Spatially heterogeneous learning by a deep student machine

Despite the spectacular successes, deep neural networks (DNN) with a huge number of adjustable parameters remain largely black boxes. To shed light on the hidden layers of DNN, we study supervised learning by a DNN of width $N$ and depth $L$ consisting of perceptrons with $c$ inputs by a statistical mechanics approach called the teacher-student setting. We consider an ensemble of student machines that exactly reproduce $M$ sets of $N$ dimensional input/output relations provided by a teacher machine. We analyze the ensemble theoretically using a replica method (H. Yoshino (2020)) and numerically performing greedy Monte Carlo simulations. The replica theory which works on high dimensional data $N \gg 1$ becomes exact in 'dense limit' $N \gg c \gg 1$ and $M \gg 1$ with fixed $\alpha=M/c$. Both the theory and the simulation suggest learning by the DNN is quite heterogeneous in the network space: configurations of the machines are more correlated within the layers closer to the input/output boundaries while the central region remains much less correlated due to over-parametrization. Deep enough systems relax faster thanks to the less correlated central region. Remarkably both the theory and simulation suggest generalization-ability of the student machines does not vanish even in the deep limit $L \gg 1$ where the system becomes strongly over-parametrized. We also consider the impact of effective dimension $D(\leq N)$ of data by incorporating the hidden manifold model (S. Goldt et al (2020)) into our model. The replica theory implies that the loop corrections to the dense limit, which reflect correlations between different nodes in the network, become enhanced by either decreasing the width $\ N$ or decreasing the effective dimension $D$ of the data. Simulation suggests both leads to significant improvements in generalization-ability.

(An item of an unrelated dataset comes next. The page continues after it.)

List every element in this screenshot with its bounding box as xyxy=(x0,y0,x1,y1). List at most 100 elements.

翻译：尽管取得了显著成功，但包含大量可调参数的深度神经网络（DNN）在很大程度上仍是黑箱。为揭示DNN隐藏层的工作机制，我们采用一种称为教师-学生设置的统计力学方法，研究由输入数c的感知器构成的宽度为N、深度为L的DNN的监督学习过程。我们考虑一个学生机器集成，该集成能精确复现教师机器提供的M组N维输入/输出关系。我们通过复制方法（H. Yoshino (2020)）从理论上分析该集成，并采用贪婪蒙特卡罗模拟进行数值研究。适用于高维数据（N≫1）的复制理论在固定α=M/c的“稠密极限”（N≫c≫1且M≫1）下变得精确。理论与模拟均表明，DNN的学习过程在网络空间中表现出显著异质性：靠近输入/输出边界的层内机器配置相关性更强，而由于过度参数化，中心区域的相关性则弱得多。得益于相关性较弱的中心区域，足够深的系统能更快松弛。值得注意的是，理论与模拟均揭示了学生机器的泛化能力即使在深度极限（L≫1）下——此时系统呈现强过度参数化——也不会消失。我们还通过将隐藏流形模型（S. Goldt等人 (2020)）融入我们的模型，考虑了数据有效维度D（≤N）的影响。复制理论表明，通过减小宽度N或降低数据有效维度D，网络不同节点间相关性的回路修正（即对稠密极限的修正）会增强。模拟结果显示，这两种策略均能显著提升泛化能力。